Creating Terror in America

We have an government active in creating a climate of terror inside its own borders. There is nothing really new about that, and today’s Gazette had an entire section of the paper dedicated to the Ludlow Massacre which occured decades ago, leaving a permanent stain on the state of Colorado that it may never completely erase.

The massacre was a Colorado national guard assault on immigrants in the middle of Colorado’s freezing winter, in an area located close to Trinidad in the Colorado town of Ludlow, where numbers of immigrant miners and their families including children were murdered down in cold blood and their tent city razed entirely to the ground. The assailants shouted racist anti-immigrant vitriol against the people they were murdering, much similar to the present day mindset pushed by the Right Wing twit Imus.

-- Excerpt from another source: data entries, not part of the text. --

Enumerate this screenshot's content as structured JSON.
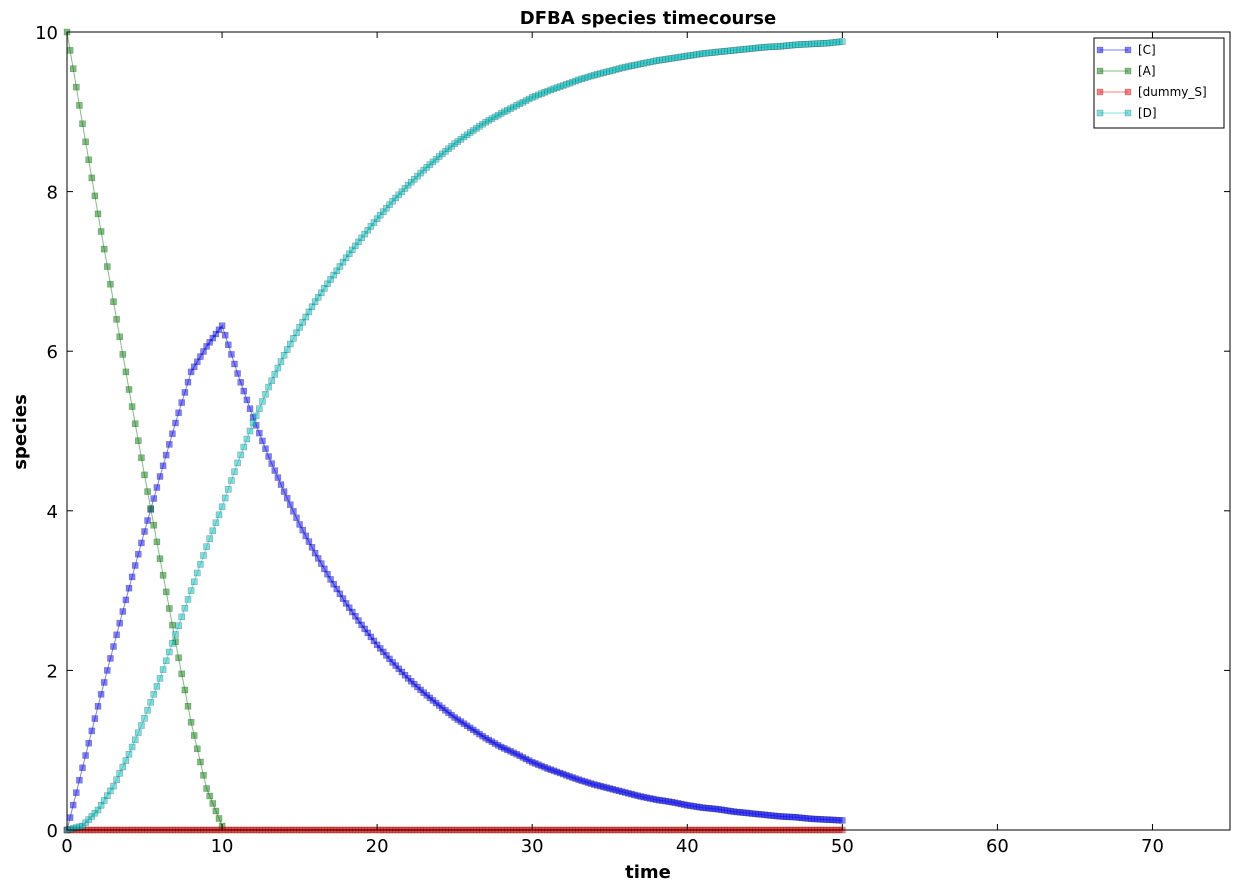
{
  "chart_data": {
    "type": "line",
    "title": "DFBA species timecourse",
    "xlabel": "time",
    "ylabel": "species",
    "xlim": [
      0,
      75
    ],
    "ylim": [
      0,
      10
    ],
    "xticks": [
      "0",
      "10",
      "20",
      "30",
      "40",
      "50",
      "60",
      "70"
    ],
    "yticks": [
      "0",
      "2",
      "4",
      "6",
      "8",
      "10"
    ],
    "grid": false,
    "legend_position": "top-right",
    "marker": "square",
    "series": [
      {
        "name": "[C]",
        "color": "#0000ff",
        "x": [
          0,
          1,
          2,
          3,
          4,
          5,
          6,
          7,
          8,
          9,
          10,
          11,
          12,
          13,
          14,
          15,
          16,
          17,
          18,
          19,
          20,
          21,
          22,
          23,
          24,
          25,
          26,
          27,
          28,
          29,
          30,
          31,
          32,
          33,
          34,
          35,
          36,
          37,
          38,
          39,
          40,
          41,
          42,
          43,
          44,
          45,
          46,
          47,
          48,
          49,
          50
        ],
        "values": [
          0.0,
          0.78,
          1.55,
          2.3,
          3.03,
          3.74,
          4.43,
          5.1,
          5.74,
          6.06,
          6.32,
          5.72,
          5.17,
          4.68,
          4.24,
          3.83,
          3.47,
          3.14,
          2.84,
          2.57,
          2.32,
          2.1,
          1.9,
          1.72,
          1.56,
          1.41,
          1.28,
          1.15,
          1.04,
          0.95,
          0.85,
          0.77,
          0.7,
          0.63,
          0.57,
          0.52,
          0.47,
          0.42,
          0.38,
          0.35,
          0.31,
          0.28,
          0.26,
          0.23,
          0.21,
          0.19,
          0.17,
          0.16,
          0.14,
          0.13,
          0.12
        ]
      },
      {
        "name": "[A]",
        "color": "#008000",
        "x": [
          0,
          1,
          2,
          3,
          4,
          5,
          6,
          7,
          8,
          9,
          10
        ],
        "values": [
          10.0,
          8.85,
          7.72,
          6.62,
          5.52,
          4.45,
          3.4,
          2.36,
          1.35,
          0.52,
          0.05
        ]
      },
      {
        "name": "[dummy_S]",
        "color": "#ff0000",
        "x": [
          0,
          10,
          20,
          30,
          40,
          50
        ],
        "values": [
          0.0,
          0.0,
          0.0,
          0.0,
          0.0,
          0.0
        ]
      },
      {
        "name": "[D]",
        "color": "#00bfbf",
        "x": [
          0,
          1,
          2,
          3,
          4,
          5,
          6,
          7,
          8,
          9,
          10,
          11,
          12,
          13,
          14,
          15,
          16,
          17,
          18,
          19,
          20,
          21,
          22,
          23,
          24,
          25,
          26,
          27,
          28,
          29,
          30,
          31,
          32,
          33,
          34,
          35,
          36,
          37,
          38,
          39,
          40,
          41,
          42,
          43,
          44,
          45,
          46,
          47,
          48,
          49,
          50
        ],
        "values": [
          0.0,
          0.05,
          0.25,
          0.55,
          0.95,
          1.4,
          1.9,
          2.45,
          3.0,
          3.55,
          4.05,
          4.6,
          5.1,
          5.55,
          5.95,
          6.3,
          6.62,
          6.9,
          7.17,
          7.42,
          7.66,
          7.88,
          8.08,
          8.27,
          8.44,
          8.6,
          8.74,
          8.87,
          8.98,
          9.08,
          9.18,
          9.26,
          9.33,
          9.4,
          9.46,
          9.51,
          9.56,
          9.6,
          9.64,
          9.67,
          9.7,
          9.73,
          9.75,
          9.77,
          9.79,
          9.81,
          9.82,
          9.84,
          9.85,
          9.86,
          9.88
        ]
      }
    ]
  }
}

Imus certainly would have done much the same if he had lived back then, other than that he is in reality nothing more than an embittered and nasty old fart, given overloads of air time for no good reason that anyone can ascertain. But his airtime led to a hostile and racist environment, where the government of the United States itself can both abuse and use immigrants in America today. Yes, Bush’s Klan is now engaging in what can only be described as a terrorist campaign against the immmigrants living amongst us. See ‘Secret Immigration Raids in the D.C. Subway‘.

I am ashamed to be an American. Little has changed from our past history. We are a country with a nasty and violent past, as well as a country with a nasty and violent present. And just what happens to the children that fall victims to these witchhunts? Here is a link to a youtube video following an article about these children.

US Born Kids Face Deportations as Well

These children are living around us here in Colorado, too, as well as in Massachusetts and California. Act to help save them from governmental terrorism.